Zurück im alten postfaschistischen BRD-Deutschland unter (West)Aliierten-Recht, engagierte er sich in der jungen anarchistischen Bewegung und kam in Kontakt mit spanischen „Gastarbeitern“, in deren klandestiner CNT-Zelle er mitarbeitete. Schon damals gestaltete der talentierte Cartoonist und Layouter Flugblätter und Zeitschriften wie „impulso“. In dieser computerlosen Zeit war das eine hochspezialisierte und gefragte Fähigkeit.

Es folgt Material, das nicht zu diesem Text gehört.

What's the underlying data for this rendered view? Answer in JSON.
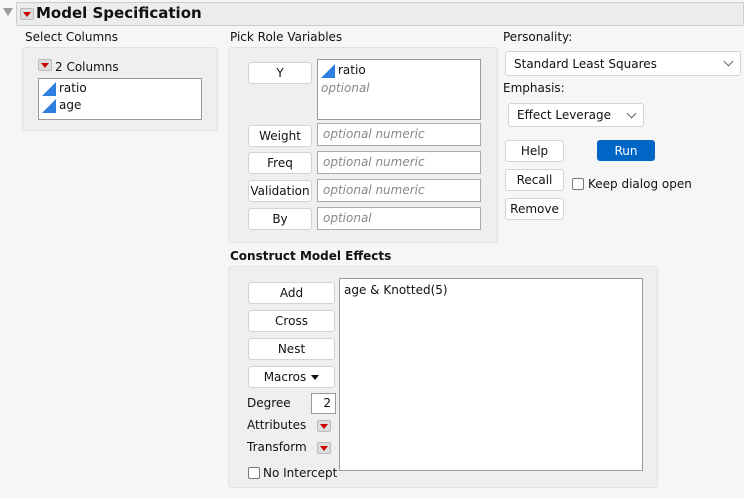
{
  "header": {
    "title": "Model Specification"
  },
  "select_columns": {
    "label": "Select Columns",
    "count_label": "2 Columns",
    "columns": [
      "ratio",
      "age"
    ]
  },
  "pick_roles": {
    "label": "Pick Role Variables",
    "y": {
      "button": "Y",
      "value": "ratio",
      "placeholder": "optional"
    },
    "weight": {
      "button": "Weight",
      "placeholder": "optional numeric"
    },
    "freq": {
      "button": "Freq",
      "placeholder": "optional numeric"
    },
    "validation": {
      "button": "Validation",
      "placeholder": "optional numeric"
    },
    "by": {
      "button": "By",
      "placeholder": "optional"
    }
  },
  "personality": {
    "label": "Personality:",
    "value": "Standard Least Squares"
  },
  "emphasis": {
    "label": "Emphasis:",
    "value": "Effect Leverage"
  },
  "actions": {
    "help": "Help",
    "run": "Run",
    "recall": "Recall",
    "keep_open": "Keep dialog open",
    "keep_open_checked": false,
    "remove": "Remove"
  },
  "effects": {
    "label": "Construct Model Effects",
    "add": "Add",
    "cross": "Cross",
    "nest": "Nest",
    "macros": "Macros",
    "degree_label": "Degree",
    "degree": "2",
    "attributes": "Attributes",
    "transform": "Transform",
    "no_intercept": "No Intercept",
    "no_intercept_checked": false,
    "items": [
      "age & Knotted(5)"
    ]
  },
  "colors": {
    "accent": "#0066c6",
    "hotspot": "#cc0000",
    "continuous_icon": "#2f7fe0"
  }
}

Horsts Bruder Klaus gründete eine Druckerei, die zur kostengünstigen Basis des gemeinsamen „an-archia Verlag Wetzlar“ wurde. Durch Annahme von Aufträgen konnte Geld verdient und gleichzeitig konnten professionelle Druckwerke für die Bewegung erstellt werden. Das war sehr nötig, denn bürgerliche Druckereien lehnten linke Druckaufträge häufig ab.

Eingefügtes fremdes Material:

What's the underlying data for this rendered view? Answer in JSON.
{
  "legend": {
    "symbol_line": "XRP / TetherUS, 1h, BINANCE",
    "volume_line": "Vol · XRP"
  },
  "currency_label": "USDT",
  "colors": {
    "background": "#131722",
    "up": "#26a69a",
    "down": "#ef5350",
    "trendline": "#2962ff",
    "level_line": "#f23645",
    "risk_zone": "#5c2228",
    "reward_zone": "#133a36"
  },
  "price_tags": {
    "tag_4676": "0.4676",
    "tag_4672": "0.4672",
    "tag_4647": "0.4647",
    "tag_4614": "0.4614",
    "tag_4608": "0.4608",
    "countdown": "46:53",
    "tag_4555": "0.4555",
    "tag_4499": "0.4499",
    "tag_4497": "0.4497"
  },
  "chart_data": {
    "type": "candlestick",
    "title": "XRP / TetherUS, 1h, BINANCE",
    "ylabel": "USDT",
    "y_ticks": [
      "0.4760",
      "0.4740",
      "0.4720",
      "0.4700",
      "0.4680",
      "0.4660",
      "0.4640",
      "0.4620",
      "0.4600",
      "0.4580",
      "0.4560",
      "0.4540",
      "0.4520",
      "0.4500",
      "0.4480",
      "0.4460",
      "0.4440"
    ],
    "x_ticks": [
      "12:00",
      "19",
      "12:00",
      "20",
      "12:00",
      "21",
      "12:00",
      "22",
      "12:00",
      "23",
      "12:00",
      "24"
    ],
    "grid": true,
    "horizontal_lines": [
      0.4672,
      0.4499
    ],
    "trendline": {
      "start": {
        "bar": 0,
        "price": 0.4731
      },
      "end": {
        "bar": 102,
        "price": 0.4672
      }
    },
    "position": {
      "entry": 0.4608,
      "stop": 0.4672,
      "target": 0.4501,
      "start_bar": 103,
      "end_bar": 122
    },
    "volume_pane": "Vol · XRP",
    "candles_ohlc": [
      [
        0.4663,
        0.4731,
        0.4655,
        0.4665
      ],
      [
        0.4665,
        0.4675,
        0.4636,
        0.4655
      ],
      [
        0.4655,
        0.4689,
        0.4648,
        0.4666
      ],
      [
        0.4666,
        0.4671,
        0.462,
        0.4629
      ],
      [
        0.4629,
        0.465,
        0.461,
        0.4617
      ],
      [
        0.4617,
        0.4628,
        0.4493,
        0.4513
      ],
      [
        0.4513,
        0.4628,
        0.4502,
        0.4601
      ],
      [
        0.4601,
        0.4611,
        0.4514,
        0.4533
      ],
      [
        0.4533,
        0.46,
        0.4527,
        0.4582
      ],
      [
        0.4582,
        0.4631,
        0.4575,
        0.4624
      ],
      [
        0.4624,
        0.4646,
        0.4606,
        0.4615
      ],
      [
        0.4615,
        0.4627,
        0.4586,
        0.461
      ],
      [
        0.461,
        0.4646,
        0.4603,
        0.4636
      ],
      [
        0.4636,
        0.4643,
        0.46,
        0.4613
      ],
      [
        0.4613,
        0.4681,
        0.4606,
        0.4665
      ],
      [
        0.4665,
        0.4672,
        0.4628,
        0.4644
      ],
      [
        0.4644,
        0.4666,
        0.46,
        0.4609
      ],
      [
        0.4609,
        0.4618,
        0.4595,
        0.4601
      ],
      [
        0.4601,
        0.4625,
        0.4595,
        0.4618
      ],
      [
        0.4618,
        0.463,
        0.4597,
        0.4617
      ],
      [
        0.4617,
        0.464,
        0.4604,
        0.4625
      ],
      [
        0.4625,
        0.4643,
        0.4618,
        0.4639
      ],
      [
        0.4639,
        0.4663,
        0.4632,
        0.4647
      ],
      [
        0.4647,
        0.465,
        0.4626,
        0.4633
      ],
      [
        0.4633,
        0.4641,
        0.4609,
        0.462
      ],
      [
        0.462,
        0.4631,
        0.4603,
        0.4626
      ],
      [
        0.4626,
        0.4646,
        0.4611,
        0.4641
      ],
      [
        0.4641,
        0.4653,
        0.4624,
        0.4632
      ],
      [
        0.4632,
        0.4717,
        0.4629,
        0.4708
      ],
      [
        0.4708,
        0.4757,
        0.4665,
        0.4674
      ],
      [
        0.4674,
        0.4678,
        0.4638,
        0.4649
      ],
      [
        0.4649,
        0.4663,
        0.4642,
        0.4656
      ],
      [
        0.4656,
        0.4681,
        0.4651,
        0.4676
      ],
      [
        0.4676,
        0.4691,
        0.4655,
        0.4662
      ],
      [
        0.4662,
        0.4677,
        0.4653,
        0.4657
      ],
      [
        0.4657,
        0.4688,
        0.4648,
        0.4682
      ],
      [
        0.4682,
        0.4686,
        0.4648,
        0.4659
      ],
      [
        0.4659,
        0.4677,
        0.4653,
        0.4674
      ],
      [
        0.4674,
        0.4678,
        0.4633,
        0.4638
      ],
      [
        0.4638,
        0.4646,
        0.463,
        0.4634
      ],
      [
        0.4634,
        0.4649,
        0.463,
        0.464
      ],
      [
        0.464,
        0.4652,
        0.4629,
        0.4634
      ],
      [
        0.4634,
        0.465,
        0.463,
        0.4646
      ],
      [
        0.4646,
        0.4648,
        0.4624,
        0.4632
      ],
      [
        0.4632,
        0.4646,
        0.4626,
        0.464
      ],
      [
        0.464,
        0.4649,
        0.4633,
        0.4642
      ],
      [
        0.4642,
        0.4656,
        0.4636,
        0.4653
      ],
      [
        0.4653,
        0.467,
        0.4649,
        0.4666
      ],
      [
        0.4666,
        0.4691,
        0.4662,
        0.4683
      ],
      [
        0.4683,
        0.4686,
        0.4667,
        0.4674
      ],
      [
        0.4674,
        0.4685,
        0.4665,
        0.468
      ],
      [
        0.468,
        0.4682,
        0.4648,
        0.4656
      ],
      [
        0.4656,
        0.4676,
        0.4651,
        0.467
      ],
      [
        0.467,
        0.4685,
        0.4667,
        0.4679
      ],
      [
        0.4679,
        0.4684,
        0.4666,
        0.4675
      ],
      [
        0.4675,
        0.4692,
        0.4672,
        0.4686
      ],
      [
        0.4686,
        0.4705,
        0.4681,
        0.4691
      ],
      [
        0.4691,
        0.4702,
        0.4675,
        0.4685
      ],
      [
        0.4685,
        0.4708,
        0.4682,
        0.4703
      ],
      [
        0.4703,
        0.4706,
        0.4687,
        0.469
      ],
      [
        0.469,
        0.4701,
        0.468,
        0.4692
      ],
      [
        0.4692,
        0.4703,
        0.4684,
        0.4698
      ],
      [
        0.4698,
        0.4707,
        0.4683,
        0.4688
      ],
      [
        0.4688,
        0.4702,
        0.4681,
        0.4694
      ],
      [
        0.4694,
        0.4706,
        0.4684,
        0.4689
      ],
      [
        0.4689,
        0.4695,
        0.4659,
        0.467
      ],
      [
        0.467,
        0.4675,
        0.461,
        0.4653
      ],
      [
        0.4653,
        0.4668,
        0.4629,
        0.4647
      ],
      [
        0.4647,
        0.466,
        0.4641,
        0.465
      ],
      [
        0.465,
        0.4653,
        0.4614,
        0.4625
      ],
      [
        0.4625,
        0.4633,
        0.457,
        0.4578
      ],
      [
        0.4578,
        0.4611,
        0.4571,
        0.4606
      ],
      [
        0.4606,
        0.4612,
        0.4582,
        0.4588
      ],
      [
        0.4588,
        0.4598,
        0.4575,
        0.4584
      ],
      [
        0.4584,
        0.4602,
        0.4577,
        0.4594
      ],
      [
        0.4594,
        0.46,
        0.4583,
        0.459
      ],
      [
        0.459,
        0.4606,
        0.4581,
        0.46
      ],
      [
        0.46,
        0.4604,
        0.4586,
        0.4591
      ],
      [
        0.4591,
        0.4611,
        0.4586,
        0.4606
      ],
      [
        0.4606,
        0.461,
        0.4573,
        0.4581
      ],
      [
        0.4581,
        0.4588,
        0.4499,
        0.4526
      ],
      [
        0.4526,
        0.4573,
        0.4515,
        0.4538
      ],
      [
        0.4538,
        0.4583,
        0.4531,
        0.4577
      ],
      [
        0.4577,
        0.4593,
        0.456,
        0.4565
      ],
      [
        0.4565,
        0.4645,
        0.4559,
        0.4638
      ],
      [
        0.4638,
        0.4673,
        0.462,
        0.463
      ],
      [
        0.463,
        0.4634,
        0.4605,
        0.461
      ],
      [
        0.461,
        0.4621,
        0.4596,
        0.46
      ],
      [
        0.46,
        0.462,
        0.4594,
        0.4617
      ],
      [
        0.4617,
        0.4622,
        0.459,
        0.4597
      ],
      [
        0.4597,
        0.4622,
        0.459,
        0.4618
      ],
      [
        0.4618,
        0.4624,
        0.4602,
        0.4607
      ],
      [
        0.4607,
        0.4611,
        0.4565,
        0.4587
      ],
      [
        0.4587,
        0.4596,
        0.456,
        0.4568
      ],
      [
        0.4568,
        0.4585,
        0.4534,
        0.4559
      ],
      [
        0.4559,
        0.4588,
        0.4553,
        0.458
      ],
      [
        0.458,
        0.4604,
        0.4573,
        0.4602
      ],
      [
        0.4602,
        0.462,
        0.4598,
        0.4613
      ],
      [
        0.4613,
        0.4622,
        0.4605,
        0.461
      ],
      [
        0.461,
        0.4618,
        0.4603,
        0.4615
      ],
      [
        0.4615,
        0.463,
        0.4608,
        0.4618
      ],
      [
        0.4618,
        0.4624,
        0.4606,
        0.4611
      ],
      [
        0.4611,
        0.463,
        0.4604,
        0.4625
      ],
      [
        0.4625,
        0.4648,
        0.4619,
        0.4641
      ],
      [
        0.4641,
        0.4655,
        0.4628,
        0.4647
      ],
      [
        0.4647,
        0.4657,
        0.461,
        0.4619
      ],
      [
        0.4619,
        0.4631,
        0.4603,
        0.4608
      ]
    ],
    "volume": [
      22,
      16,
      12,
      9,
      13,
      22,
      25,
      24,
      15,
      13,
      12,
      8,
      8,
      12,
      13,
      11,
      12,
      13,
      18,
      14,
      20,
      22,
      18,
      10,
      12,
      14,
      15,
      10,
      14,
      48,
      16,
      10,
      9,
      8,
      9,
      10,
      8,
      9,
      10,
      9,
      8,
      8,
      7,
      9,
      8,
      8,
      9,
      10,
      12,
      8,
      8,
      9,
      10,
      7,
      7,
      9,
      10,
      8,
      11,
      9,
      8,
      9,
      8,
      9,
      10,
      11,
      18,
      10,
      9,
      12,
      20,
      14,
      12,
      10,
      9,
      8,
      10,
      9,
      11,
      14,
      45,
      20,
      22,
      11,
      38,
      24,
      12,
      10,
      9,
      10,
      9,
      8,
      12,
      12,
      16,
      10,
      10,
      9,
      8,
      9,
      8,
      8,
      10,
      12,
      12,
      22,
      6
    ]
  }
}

Ich sehe Horst noch vor mir, wie er auf der Fankfurter Buchmesse von Stand zu Stand geht und als Setzer seinen Komplettservice anbietet – überall herzlich empfangen von den GenossInnen. Natürlich besorgte er auch, wo er konnte, Arbeit von bürgerlichen Verlagen. Die damals von Horst layoutete und herausgegebene „Freie Presse“ mit ihrem Vierfarbumschlag, Format DIN A4, würde selbst heute in der anarchistischen Presselandschaft keine schlechte Figur machen.

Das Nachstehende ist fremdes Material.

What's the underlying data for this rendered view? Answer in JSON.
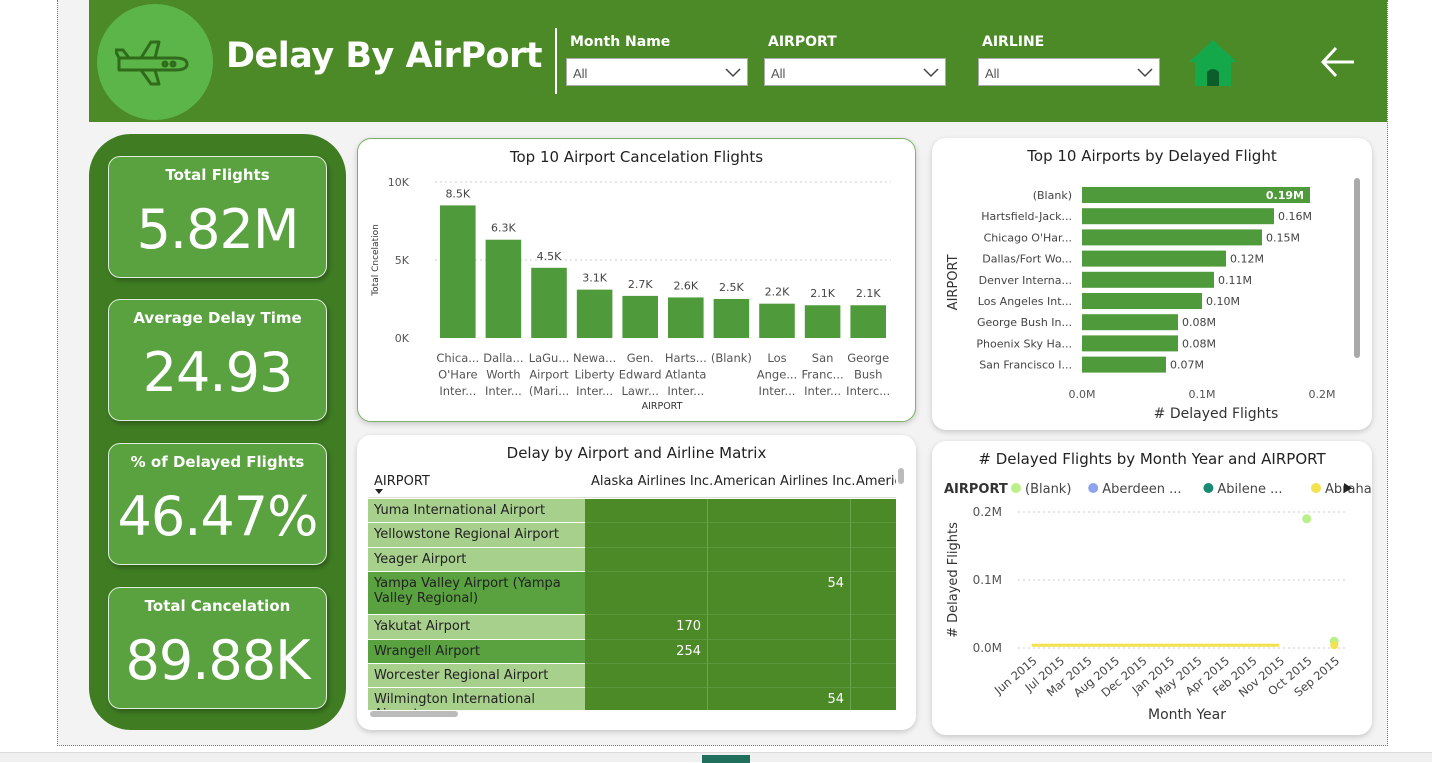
{
  "header": {
    "title": "Delay By AirPort",
    "slicers": [
      {
        "label": "Month Name",
        "value": "All"
      },
      {
        "label": "AIRPORT",
        "value": "All"
      },
      {
        "label": "AIRLINE",
        "value": "All"
      }
    ],
    "icons": {
      "logo": "airplane-icon",
      "home": "home-icon",
      "back": "back-arrow-icon"
    }
  },
  "kpis": [
    {
      "label": "Total Flights",
      "value": "5.82M"
    },
    {
      "label": "Average Delay Time",
      "value": "24.93"
    },
    {
      "label": "% of Delayed Flights",
      "value": "46.47%"
    },
    {
      "label": "Total Cancelation",
      "value": "89.88K"
    }
  ],
  "colors": {
    "header": "#4b8a26",
    "bar": "#4f9a3a",
    "kpi_panel": "#3f7c22",
    "kpi_card": "#5aa140",
    "matrix_name_light": "#a8d08d",
    "matrix_name_dark": "#5aa140"
  },
  "chart_data": [
    {
      "type": "bar",
      "title": "Top 10 Airport Cancelation Flights",
      "xlabel": "AIRPORT",
      "ylabel": "Total Cncelation",
      "yticks": [
        "0K",
        "5K",
        "10K"
      ],
      "ylim": [
        0,
        10000
      ],
      "categories": [
        [
          "Chica...",
          "O'Hare",
          "Inter..."
        ],
        [
          "Dalla...",
          "Worth",
          "Inter..."
        ],
        [
          "LaGu...",
          "Airport",
          "(Mari..."
        ],
        [
          "Newa...",
          "Liberty",
          "Inter..."
        ],
        [
          "Gen.",
          "Edward",
          "Lawr..."
        ],
        [
          "Harts...",
          "Atlanta",
          "Inter..."
        ],
        [
          "(Blank)"
        ],
        [
          "Los",
          "Ange...",
          "Inter..."
        ],
        [
          "San",
          "Franc...",
          "Inter..."
        ],
        [
          "George",
          "Bush",
          "Interc..."
        ]
      ],
      "values": [
        8500,
        6300,
        4500,
        3100,
        2700,
        2600,
        2500,
        2200,
        2100,
        2100
      ],
      "data_labels": [
        "8.5K",
        "6.3K",
        "4.5K",
        "3.1K",
        "2.7K",
        "2.6K",
        "2.5K",
        "2.2K",
        "2.1K",
        "2.1K"
      ]
    },
    {
      "type": "bar",
      "orientation": "horizontal",
      "title": "Top 10 Airports by Delayed Flight",
      "xlabel": "# Delayed Flights",
      "ylabel": "AIRPORT",
      "xticks": [
        "0.0M",
        "0.1M",
        "0.2M"
      ],
      "xlim": [
        0,
        0.2
      ],
      "categories": [
        "(Blank)",
        "Hartsfield-Jack...",
        "Chicago O'Har...",
        "Dallas/Fort Wo...",
        "Denver Interna...",
        "Los Angeles Int...",
        "George Bush In...",
        "Phoenix Sky Ha...",
        "San Francisco I..."
      ],
      "values": [
        0.19,
        0.16,
        0.15,
        0.12,
        0.11,
        0.1,
        0.08,
        0.08,
        0.07
      ],
      "data_labels": [
        "0.19M",
        "0.16M",
        "0.15M",
        "0.12M",
        "0.11M",
        "0.10M",
        "0.08M",
        "0.08M",
        "0.07M"
      ]
    },
    {
      "type": "table",
      "title": "Delay by Airport and Airline Matrix",
      "columns": [
        "AIRPORT",
        "Alaska Airlines Inc.",
        "American Airlines Inc.",
        "Americ"
      ],
      "rows": [
        {
          "name": "Yuma International Airport",
          "values": [
            "",
            "",
            ""
          ],
          "shade": "light"
        },
        {
          "name": "Yellowstone Regional Airport",
          "values": [
            "",
            "",
            ""
          ],
          "shade": "light"
        },
        {
          "name": "Yeager Airport",
          "values": [
            "",
            "",
            ""
          ],
          "shade": "light"
        },
        {
          "name": "Yampa Valley Airport (Yampa Valley Regional)",
          "values": [
            "",
            "54",
            ""
          ],
          "shade": "dark"
        },
        {
          "name": "Yakutat Airport",
          "values": [
            "170",
            "",
            ""
          ],
          "shade": "light"
        },
        {
          "name": "Wrangell Airport",
          "values": [
            "254",
            "",
            ""
          ],
          "shade": "dark"
        },
        {
          "name": "Worcester Regional Airport",
          "values": [
            "",
            "",
            ""
          ],
          "shade": "light"
        },
        {
          "name": "Wilmington International Airport",
          "values": [
            "",
            "54",
            ""
          ],
          "shade": "light"
        }
      ]
    },
    {
      "type": "line",
      "title": "# Delayed Flights by Month Year and AIRPORT",
      "xlabel": "Month Year",
      "ylabel": "# Delayed Flights",
      "yticks": [
        "0.0M",
        "0.1M",
        "0.2M"
      ],
      "ylim": [
        0,
        0.2
      ],
      "legend_title": "AIRPORT",
      "legend": [
        {
          "name": "(Blank)",
          "color": "#b9f08a"
        },
        {
          "name": "Aberdeen ...",
          "color": "#8fa2ee"
        },
        {
          "name": "Abilene ...",
          "color": "#168a73"
        },
        {
          "name": "Abraha...",
          "color": "#f3e24d"
        }
      ],
      "x": [
        "Jun 2015",
        "Jul 2015",
        "Mar 2015",
        "Aug 2015",
        "Dec 2015",
        "Jan 2015",
        "May 2015",
        "Apr 2015",
        "Feb 2015",
        "Nov 2015",
        "Oct 2015",
        "Sep 2015"
      ],
      "series": [
        {
          "name": "(Blank)",
          "values": [
            null,
            null,
            null,
            null,
            null,
            null,
            null,
            null,
            null,
            null,
            0.19,
            0.01
          ]
        },
        {
          "name": "Abraha...",
          "values": [
            0.004,
            0.004,
            0.004,
            0.004,
            0.004,
            0.004,
            0.004,
            0.004,
            0.004,
            0.004,
            0.004,
            0.004
          ]
        }
      ]
    }
  ]
}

Mit seinem Bruder Klaus gründete Horst in Wetzlar 1971 das ADZ, das „Anarchistische Dokumentationszentrum“, das später in „Das ANARCHIV“ umbenannt wurde. Hier flossen einige Papier-Erbschaften von überlebenden AltanarchistInnen ein, von denen Horst allerdings manche vom Sperrmüll auflesen musste. Dem hatten liebe Anverwandte die unter Lebensgefahr geretteten Bücher und Dokumente „anvertraut“ (eine Mahnung für alle, die seltene oder gar unwiederbringliche Materialien besitzen!!!). Im Organ des ADZ, „Schwarze Tinte“ rief Horst dazu auf, Dokumente und Druckerzeugnisse der libertären Bewegung dem ADZ zur Verfügung zu stellen. Selbst sammelte er bei jeder sich bietenden Gelegenheit neu erschienene Bücher und Broschüren zum Thema. Hierfür griff er auch in den privaten Geldbeutel, um den Bestand des ADZ zu erhöhen, für das er ja auch jahrzehntelang die laufenden Kosten aufbrachte. Über die FICEDL war das ADZ in einem internationalen Verbund libertärer Archive organisiert. Horst betrachtete das ADZ / ARCHIV als sein „Lebenswerk“. Mittlerweile ist es im wesentlichen in die Obhut des „Max Nettlau e.V.“ in Neustadt a.d. Weinstraße übergegangen und sollte im Eilhardshof eine neue Heimat finden.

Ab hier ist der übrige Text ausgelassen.